The two popular British authors are being considered for canonization.
According to the USCCB, canonized saints in the Catholic Church are holy men and women, “role models held up as witnesses to Christ and the Gospel as worthy of our emulation.”
Currently two of the most popular literary figures in recent history are being considered for this special designation: J.R.R. Tolkien and G.K. Chesterton. Will either of them be declared a saint one day?
The cause for canonization of G.K. Chesterton has not been officially opened, but has made considerable progress in the past few months. According to Dale Ahlquist, president of the American Chesterton Society, “the Bishop of Northampton, England, Peter Doyle, appointed a priest, Fr. John Udris, to be the investigator for Chesterton’s potential. Father Udris is completing his report to the Bishop within the next month [in July 2018], and the Bishop is expected to approach the Congregation for Saints in Rome to officially open the Cause for Beatification. If that happens, Chesterton would be declared a Servant of God, and a postulator would be appointed.”
In the case of J.R.R. Tolkien, an Italian priest, Fr. Daniele Pietro Ercoli, contacted the archbishop of Birmingham, England about the cause. His response was supportive and he wrote to Ercoli, “I am pleased to encourage you in seeking to inform people more widely about J.R.R. Tolkien’s Catholic faith and the influence that he this had on his writing and on his life … I would suggest that it is open to you to compose a prayer to be distributed for private and personal use and, if a cause is one day opened, then we can draft an appropriate prayer.” Since this letter a prayer for private use has been composed for his cause.

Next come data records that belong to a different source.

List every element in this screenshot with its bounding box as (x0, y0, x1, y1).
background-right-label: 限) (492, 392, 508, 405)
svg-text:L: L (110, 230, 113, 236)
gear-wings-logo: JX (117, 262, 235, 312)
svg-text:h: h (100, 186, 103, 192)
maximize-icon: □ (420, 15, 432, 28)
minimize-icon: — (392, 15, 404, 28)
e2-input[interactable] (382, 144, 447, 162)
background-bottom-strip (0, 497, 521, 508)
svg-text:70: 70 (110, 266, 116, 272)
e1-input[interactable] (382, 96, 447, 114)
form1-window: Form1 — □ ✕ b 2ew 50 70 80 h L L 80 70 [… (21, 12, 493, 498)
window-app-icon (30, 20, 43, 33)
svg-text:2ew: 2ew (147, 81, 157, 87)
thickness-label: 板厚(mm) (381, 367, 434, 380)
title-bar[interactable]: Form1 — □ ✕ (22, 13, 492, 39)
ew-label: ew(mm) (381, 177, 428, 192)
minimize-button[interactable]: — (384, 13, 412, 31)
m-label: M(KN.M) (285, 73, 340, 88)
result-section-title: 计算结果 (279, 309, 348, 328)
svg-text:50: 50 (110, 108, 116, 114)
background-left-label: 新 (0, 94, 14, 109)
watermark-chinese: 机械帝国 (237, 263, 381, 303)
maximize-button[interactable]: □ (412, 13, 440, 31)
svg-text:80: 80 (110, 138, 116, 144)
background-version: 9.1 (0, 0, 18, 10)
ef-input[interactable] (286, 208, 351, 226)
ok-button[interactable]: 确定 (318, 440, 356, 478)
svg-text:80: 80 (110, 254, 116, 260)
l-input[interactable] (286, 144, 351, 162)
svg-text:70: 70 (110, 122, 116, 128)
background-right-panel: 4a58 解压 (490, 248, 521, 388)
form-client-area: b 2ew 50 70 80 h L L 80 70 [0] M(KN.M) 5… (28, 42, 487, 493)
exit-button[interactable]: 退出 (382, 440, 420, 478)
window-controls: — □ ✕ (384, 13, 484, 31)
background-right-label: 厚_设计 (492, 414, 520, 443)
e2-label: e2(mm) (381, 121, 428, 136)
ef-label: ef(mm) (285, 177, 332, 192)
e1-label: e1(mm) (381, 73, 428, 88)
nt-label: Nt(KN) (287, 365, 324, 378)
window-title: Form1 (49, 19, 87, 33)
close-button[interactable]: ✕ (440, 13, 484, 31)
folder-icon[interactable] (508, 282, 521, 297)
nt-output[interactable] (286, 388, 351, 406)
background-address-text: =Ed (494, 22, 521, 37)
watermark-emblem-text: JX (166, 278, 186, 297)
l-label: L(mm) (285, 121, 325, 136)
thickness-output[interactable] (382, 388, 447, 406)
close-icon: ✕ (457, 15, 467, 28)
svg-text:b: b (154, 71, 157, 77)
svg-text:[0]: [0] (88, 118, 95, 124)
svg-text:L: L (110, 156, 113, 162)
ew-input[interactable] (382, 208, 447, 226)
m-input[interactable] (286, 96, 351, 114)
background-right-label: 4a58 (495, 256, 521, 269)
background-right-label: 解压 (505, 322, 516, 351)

Earlier this year a “Canonization Conference” was being promoted for September 1-2, 2018 in Oxford with the hopes that it could jumpstart interest in the cause. Additionally, on September 2, 2017 a special Mass was “held at the Oxford Oratory to mark the anniversary of the death” of Tolkien, “the Mass was offered, however, not for the repose of Tolkien’s soul – but rather praying for his Cause for Beatification to be opened … The Mass itself was fittingly celebrated in Tolkien’s old parish church (dedicated to St. Aloysius) with his granddaughter among the congregation.”
In both cases, if either cause advances to the Vatican their public writings will be analyzed to determine if they wrote anything contrary to faith and morals. A biography is assembled during this process, and those involved take note of the practice of virtue in the life of the individual.
The key to the consideration of each cause is to determine if the individual lead a life of “heroic” virtue. This refers to the person’s ability to overcome sinful tendencies and temptations. They don’t have to be free from sin to be considered a saint, but to strive daily in the pursuit of virtue.
Will they ever be declared saints? Only time will tell.